Let's take INT_VAR_SIZE_MIN and INT_VAL_MIN as an example and suppose that
you have selected the variable x with the smallest domain that is first in the array you branch on and that the
min of x is n. That means you create a choice (x = n) v (x != n). After
exploring either of the choices and doing propagation the brancher is run
again: it will find the first variable with smallest domain. That might be
or might not be the same variable as x.

Ah, this is the part I did not know (that you might not be using the same variable). This is indeed different from what ECLiPSe (and most likely other backtracking constraint solver) does.

This gives better choices wrt the heuristic than sticking to the original x.
Suppose you do it the Eclipse way and have selected a variable x with values
{n_0, ..., n_k}. Then you try in turn that x=n_0, x=n_1, ... That might be
bad. Look at the second alternative x=n_1. What Gecode does is that it
propagates first that x != n_0 and then it chooses a variable again: this
choice is likely to be better as the additional information from propagating
x != n_0 is available.

However, propagation of x != n_0 can also occur with ECLiPSe -- it does not affect your selection of variable (i.e. you will still label x), but it may reduce the domain of x and other variables. On the other hand, you perform additional propagations that might not pay off. Both of these value choices strategy are available in the search/6 predicate of the ic library.

I was first made aware of this difference in discussion with Helmut Simonis (who also introduced search/6 to ECLiPSe), and he said that it is not always clear which strategy is better, and depends on the problem being solved, which is why both are provided in search/6.



Let's take INT_VALUES_MIN as an example with x as selected variable with
values {n_0, ..., n_k}. Then a choice (x = n_0) v ... v (x = n_k) is
created.
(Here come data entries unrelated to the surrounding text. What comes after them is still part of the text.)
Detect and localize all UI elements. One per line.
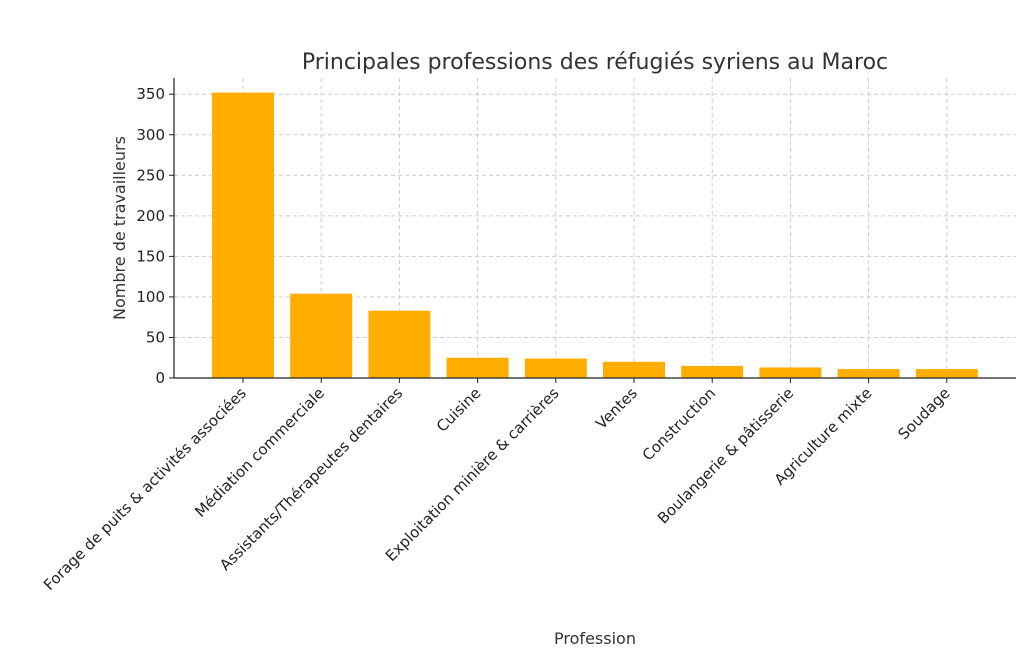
x-axis-label: Profession [554,629,636,648]
y-tick-label: 100 [136,288,165,306]
y-tick-label: 250 [136,166,165,184]
y-tick-label: 200 [136,207,165,225]
y-tick-label: 350 [136,85,165,103]
x-tick-label: Médiation commerciale [191,384,328,521]
bar [837,369,900,378]
y-tick-label: 300 [136,126,165,144]
y-tick-label: 50 [146,328,165,346]
x-tick-label: Cuisine [433,384,485,436]
x-ticks: Forage de puits & activités associéesMéd… [40,378,954,594]
y-tick-label: 150 [136,247,165,265]
x-tick-label: Ventes [592,384,641,433]
bar [368,310,431,378]
bar [681,365,744,378]
x-tick-label: Construction [639,384,719,464]
x-tick-label: Soudage [894,384,953,443]
bar [212,92,274,378]
y-tick-label: 0 [155,369,165,387]
bar [290,293,353,378]
x-tick-label: Exploitation minière & carrières [382,384,563,565]
chart-title: Principales professions des réfugiés syr… [302,50,888,75]
bar [524,358,587,378]
bars [212,92,978,378]
y-ticks: 0 50 100 150 200 250 300 350 [136,85,174,387]
grid [174,78,1016,378]
bar [446,357,509,378]
bar [915,369,978,378]
axes [173,78,1016,379]
bar [603,361,665,378]
bar [759,367,822,378]
y-axis-label: Nombre de travailleurs [110,136,129,320]
x-tick-label: Boulangerie & pâtisserie [654,384,797,527]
So, that's in fact the Eclipse style.


I assume you don't do any propagations here; as already discussed, it is not the only possibility.

I think it is also worth noting that INT_VALUES_MIN strategy is more expensive in a recomputation based system than a backtracking system, because in a recomputation system you need to remember all the choices, rather than just the value selected.

I hope that helps.
Do you think it's worth explaining that in MPG?


Yes, I think it is worth explaining. I had very great problems understanding the search chapter in the MPG (actually the MG then :-)),
until I had my discussion with Helmut. It was not obvious to me
that you had binary choices at each choicepoint until that discussion.
This was when I first started implementing the Gecode interface more than a year ago. However, the fact that you perform variable selection again was not known to me until your message today, so I think it is worth discussing both points.